Personal information
- Full name: Gavin Dore
- Date of birth: ~1961

Umpiring career
- Years: League / Role / Games
- 1986–2004: AFL / Field umpire / 302

= Gavin Dore =

Australian rules football umpire

Gavin Dore is a former Australian rules football umpire who umpired 302 AFL games, including the 1996 AFL Grand Final. His AFL career spanned 19 years—from 1986–2004—although it is 26 years if you include his semi-professional career.

== Umpiring career ==
Gavin Dore commenced his journey in Australian rules football umpiring in 1979 when he joined the West Gippsland Umpires’ Association at the age of 18. His progression led him to the VFL Reserve Grade in 1982, and he earned a promotion to the senior list in 1984. Dore's debut in the VFL came in 1986, marking the beginning of his career as an umpire.

Following his debut, Dore officiated in multiple home-and-away matches during the 1987 season, including his first finals appearance during the Qualifying Final. Unfortunately, an arm injury in the summer of 1987–1988 led to a significant interruption in his umpiring career. It wasn't until 1990 that Dore returned to officiate in the Australian Football League seniors.

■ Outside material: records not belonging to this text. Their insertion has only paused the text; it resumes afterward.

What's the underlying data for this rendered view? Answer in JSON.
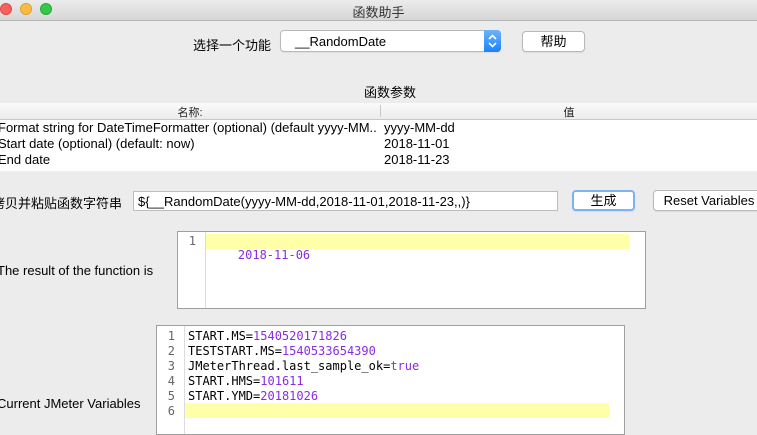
{
  "window": {
    "title": "函数助手"
  },
  "function_select": {
    "label": "选择一个功能",
    "value": "__RandomDate",
    "help_label": "帮助"
  },
  "params": {
    "section_title": "函数参数",
    "headers": [
      "名称:",
      "值"
    ],
    "rows": [
      {
        "name": "Format string for DateTimeFormatter (optional) (default yyyy-MM...",
        "value": "yyyy-MM-dd"
      },
      {
        "name": "Start date (optional) (default: now)",
        "value": "2018-11-01"
      },
      {
        "name": "End date",
        "value": "2018-11-23"
      }
    ]
  },
  "copy_paste": {
    "label": "拷贝并粘贴函数字符串",
    "value": "${__RandomDate(yyyy-MM-dd,2018-11-01,2018-11-23,,)}",
    "generate_label": "生成",
    "reset_label": "Reset Variables"
  },
  "result": {
    "label": "The result of the function is",
    "lines": [
      {
        "num": "1",
        "text": "2018-11-06"
      }
    ]
  },
  "variables": {
    "label": "Current JMeter Variables",
    "lines": [
      {
        "num": "1",
        "key": "START.MS",
        "val": "1540520171826"
      },
      {
        "num": "2",
        "key": "TESTSTART.MS",
        "val": "1540533654390"
      },
      {
        "num": "3",
        "key": "JMeterThread.last_sample_ok",
        "val": "true"
      },
      {
        "num": "4",
        "key": "START.HMS",
        "val": "101611"
      },
      {
        "num": "5",
        "key": "START.YMD",
        "val": "20181026"
      },
      {
        "num": "6",
        "key": "",
        "val": ""
      }
    ]
  }
}
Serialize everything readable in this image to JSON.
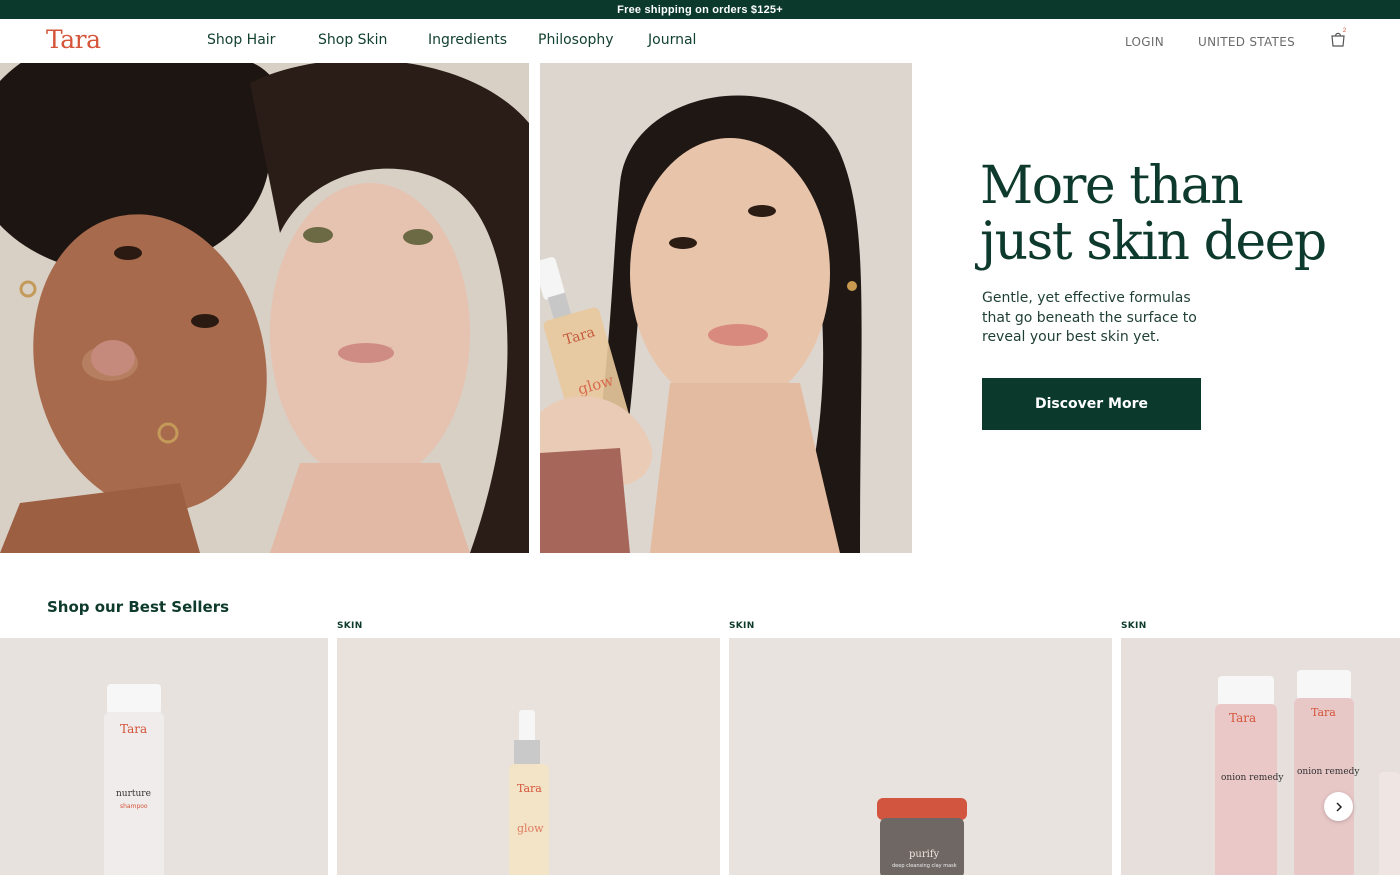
{
  "announcement": "Free shipping on orders $125+",
  "brand": {
    "logo": "Tara",
    "color": "#d4553a"
  },
  "nav": {
    "items": [
      "Shop Hair",
      "Shop Skin",
      "Ingredients",
      "Philosophy",
      "Journal"
    ],
    "login": "LOGIN",
    "region": "UNITED STATES",
    "cart_count": "2"
  },
  "hero": {
    "title_line1": "More than",
    "title_line2": "just skin deep",
    "subtitle": "Gentle, yet effective formulas that go beneath the surface to reveal your best skin yet.",
    "cta": "Discover More",
    "bottle_brand": "Tara",
    "bottle_name": "glow"
  },
  "bestsellers": {
    "title": "Shop our Best Sellers",
    "products": [
      {
        "tag": "",
        "brand": "Tara",
        "name": "nurture",
        "type": "shampoo"
      },
      {
        "tag": "SKIN",
        "brand": "Tara",
        "name": "glow",
        "type": ""
      },
      {
        "tag": "SKIN",
        "brand": "Tara",
        "name": "purify",
        "type": "deep cleansing clay mask"
      },
      {
        "tag": "SKIN",
        "brand": "Tara",
        "name": "onion remedy",
        "type": ""
      }
    ]
  },
  "colors": {
    "dark_green": "#0b3a2c",
    "accent": "#d4553a"
  }
}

Despite setbacks in 1992, Dore made a comeback in 1993, officiating in an Elimination Final and beginning a period of continued success. He went on to officiate in finals matches in 1994 and 1995. In 1996, during the AFL's Centenary Year, Dore received the prestigious appointment to officiate in the Centenary Grand Final more than a decade after his promotion to the VFL/AFL. This year was also notable for his decision to take a year off from work to focus on umpiring and further his education with a Dip Ed degree.

Since his Centenary Grand Final appearance, Dore's career saw a consistent run of form with no major injuries, officiating an average of twenty-two matches per year. He also had the opportunity to officiate in two State of Origin matches and represent his country in overseas exhibition matches on four occasions.
Nearing the end of his career, Dore was involved in a bike accident during training, resulting in an injury that sidelined him for most of the season. Then, the week after umpiring his 300th game, Dore suffered a broken leg after an on-field collision with Michael Stevens.

== Personal life ==
Dore is married to Jenny and has four children, including his son Cameron Dore who has also been an AFL umpire since 2019.

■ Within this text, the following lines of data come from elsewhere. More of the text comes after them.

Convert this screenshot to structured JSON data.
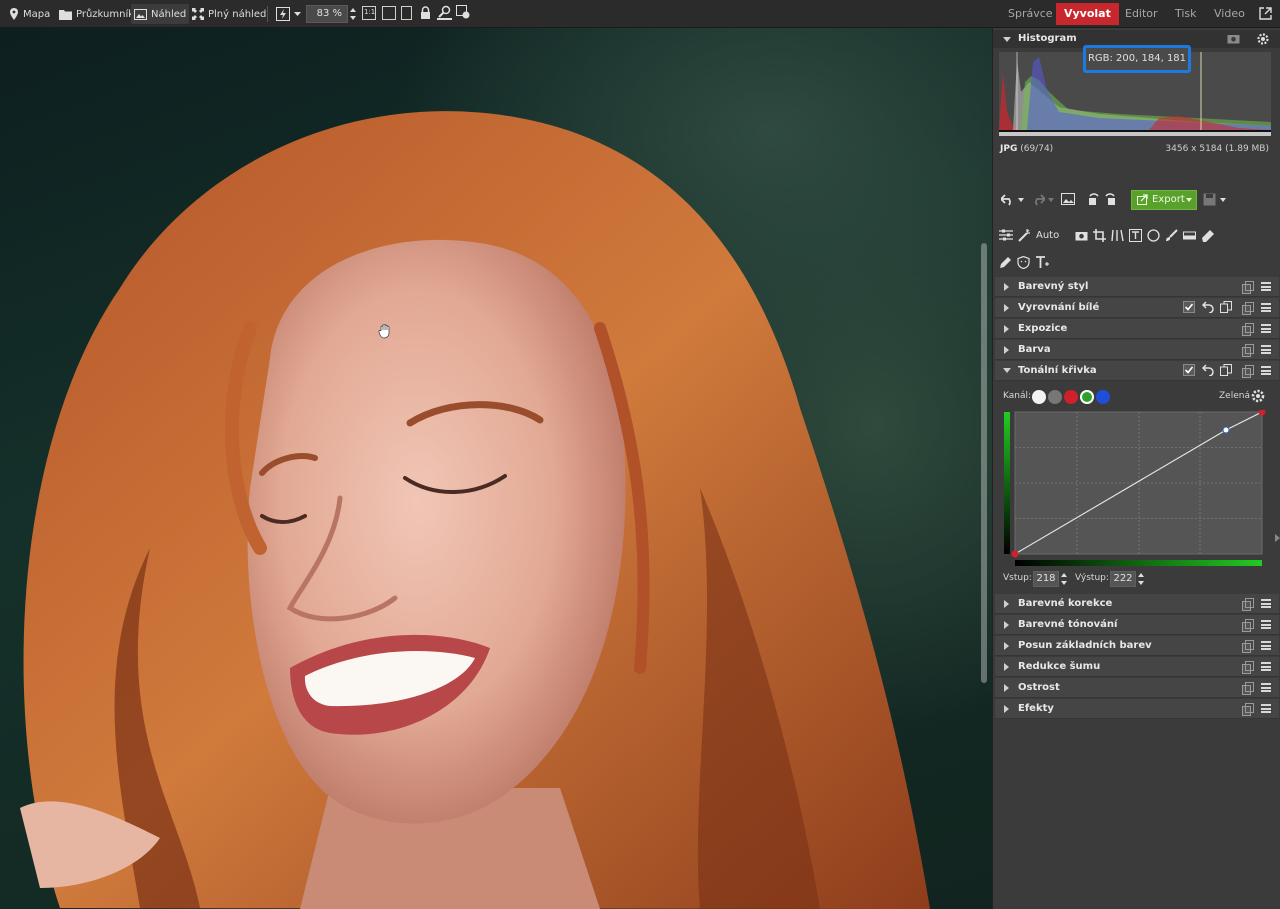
{
  "toolbar": {
    "mapa": "Mapa",
    "pruzkumnik": "Průzkumník",
    "nahled": "Náhled",
    "plny_nahled": "Plný náhled",
    "zoom": "83 %",
    "modes": [
      "Správce",
      "Vyvolat",
      "Editor",
      "Tisk",
      "Video"
    ],
    "active_mode": "Vyvolat"
  },
  "histogram": {
    "title": "Histogram",
    "rgb_readout": "RGB: 200, 184, 181",
    "format": "JPG",
    "index": "(69/74)",
    "dimensions": "3456 x 5184 (1.89 MB)"
  },
  "actions": {
    "export_label": "Export",
    "auto_label": "Auto"
  },
  "sections": [
    {
      "label": "Barevný styl",
      "expanded": false
    },
    {
      "label": "Vyrovnání bílé",
      "expanded": false,
      "enabled": true
    },
    {
      "label": "Expozice",
      "expanded": false
    },
    {
      "label": "Barva",
      "expanded": false
    },
    {
      "label": "Tonální křivka",
      "expanded": true,
      "enabled": true
    }
  ],
  "tone_curve": {
    "kanal_label": "Kanál:",
    "channel_name": "Zelená",
    "channels": [
      "white",
      "gray",
      "red",
      "green",
      "blue"
    ],
    "selected_channel": "green",
    "vstup_label": "Vstup:",
    "vstup_value": "218",
    "vystup_label": "Výstup:",
    "vystup_value": "222"
  },
  "sections_after": [
    {
      "label": "Barevné korekce"
    },
    {
      "label": "Barevné tónování"
    },
    {
      "label": "Posun základních barev"
    },
    {
      "label": "Redukce šumu"
    },
    {
      "label": "Ostrost"
    },
    {
      "label": "Efekty"
    }
  ],
  "colors": {
    "accent_red": "#c8282d",
    "export_green": "#5aa02c",
    "highlight_blue": "#1d7be0"
  }
}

In December 2006, Dore resigned as a teacher after allegations were made that he had inappropriately sent messages to a student. He was suspended as a teacher until the end of 2008.

== Recognition and Legacy ==
In 1993, Dore received AFLUA Life Membership for his contributions to the field of umpiring. Dore was the 11th field umpire to reach the milestone of 300 matches, which qualified him for Life Membership of the AFL for field umpires.